Parameters used when subClassify=True

Parameter Variable Type Parameter Description
includedVAFs Boolean Indicates that VAF scores are present in the input files and should be used for subclassification. Default: True
includedCCFs Boolean Indicates that Cancer Cell Fraction (CCF) estimates are used instead of VAFs. When True, set includedVAFs=False. Default: True
variant_caller String Format of the VAF column in the input VCF. Accepted values: "standard" (default), "caveman", "mutect2"
windowSize Integer Window size (in bp) for calculating mutation density in rainfall plots. Default: 10000000
correction Boolean Apply genome-wide mutational density correction to the IMD threshold. Default: False
probability Boolean Calculate the probability of observing each clustered event within its local genomic region. Results are appended as an extra column in the output VCF files under [project_path]/output/clustered/. Default: False

VAF Formats

SigProfilerClusters uses variant allele frequencies (VAF) to subclassify clustered mutations when subClassify=True and includedVAFs=True. The VAF may be recorded in different formats depending on the variant caller used.

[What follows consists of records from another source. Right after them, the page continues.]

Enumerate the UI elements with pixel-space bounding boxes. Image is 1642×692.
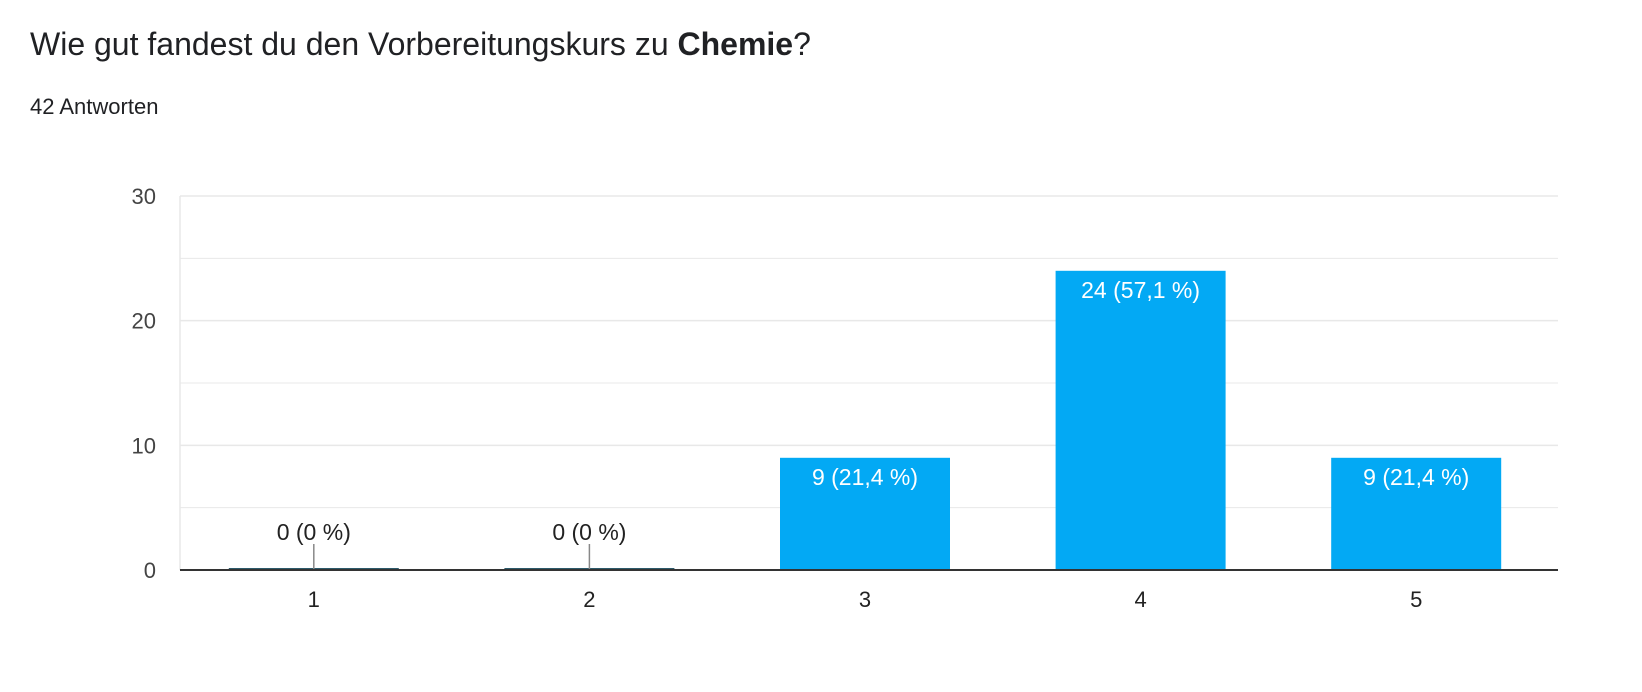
y-tick-label: 10 — [132, 433, 156, 458]
y-tick-label: 20 — [132, 309, 156, 334]
page-title: Wie gut fandest du den Vorbereitungskurs… — [30, 26, 811, 62]
data-label: 9 (21,4 %) — [1363, 464, 1469, 490]
x-tick-label: 5 — [1410, 587, 1422, 612]
data-label: 0 (0 %) — [277, 519, 351, 545]
title-bold-subject: Chemie — [677, 26, 794, 62]
y-tick-label: 0 — [144, 558, 156, 583]
bar — [780, 457, 950, 570]
y-tick-label: 30 — [132, 184, 156, 209]
response-count: 42 Antworten — [30, 94, 159, 119]
x-tick-label: 4 — [1134, 587, 1146, 612]
x-tick-label: 1 — [308, 587, 320, 612]
data-label: 0 (0 %) — [552, 519, 626, 545]
data-label: 24 (57,1 %) — [1081, 277, 1200, 303]
x-tick-label: 2 — [583, 587, 595, 612]
bar — [1331, 457, 1502, 570]
bar — [1055, 270, 1226, 570]
x-tick-label: 3 — [859, 587, 871, 612]
data-label: 9 (21,4 %) — [812, 464, 918, 490]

Select the appropriate variant_caller value using the table below:

variant_caller value VAF column location
"caveman" 11th column; last colon-delimited value (e.g., 0:0:0.25)
"standard" 8th or 10th column as VAF=xx or AF=xx
"mutect2" 10th or 11th column as AF=xx

No VAF available

If your input files contain no VAF information, set includedVAFs=False. SigProfilerClusters will still subclassify clusters based solely on the calculated IMD values (when subClassify=True).

Non-VCF input

If you are using a non-VCF input format (MAF, simple text, ICGC), VAFs cannot be extracted from the file. In this case, set subClassify=True and includedVAFs=False.

CCF Format

As an alternative to VAFs, SigProfilerClusters accepts cancer cell fraction (CCF) estimates to correct for copy number amplifications. To use CCFs:

  • Set includedCCFs=True and includedVAFs=False.
  • Add the CCF value as a tab-separated extra column at the end of each variant row in the input VCF file.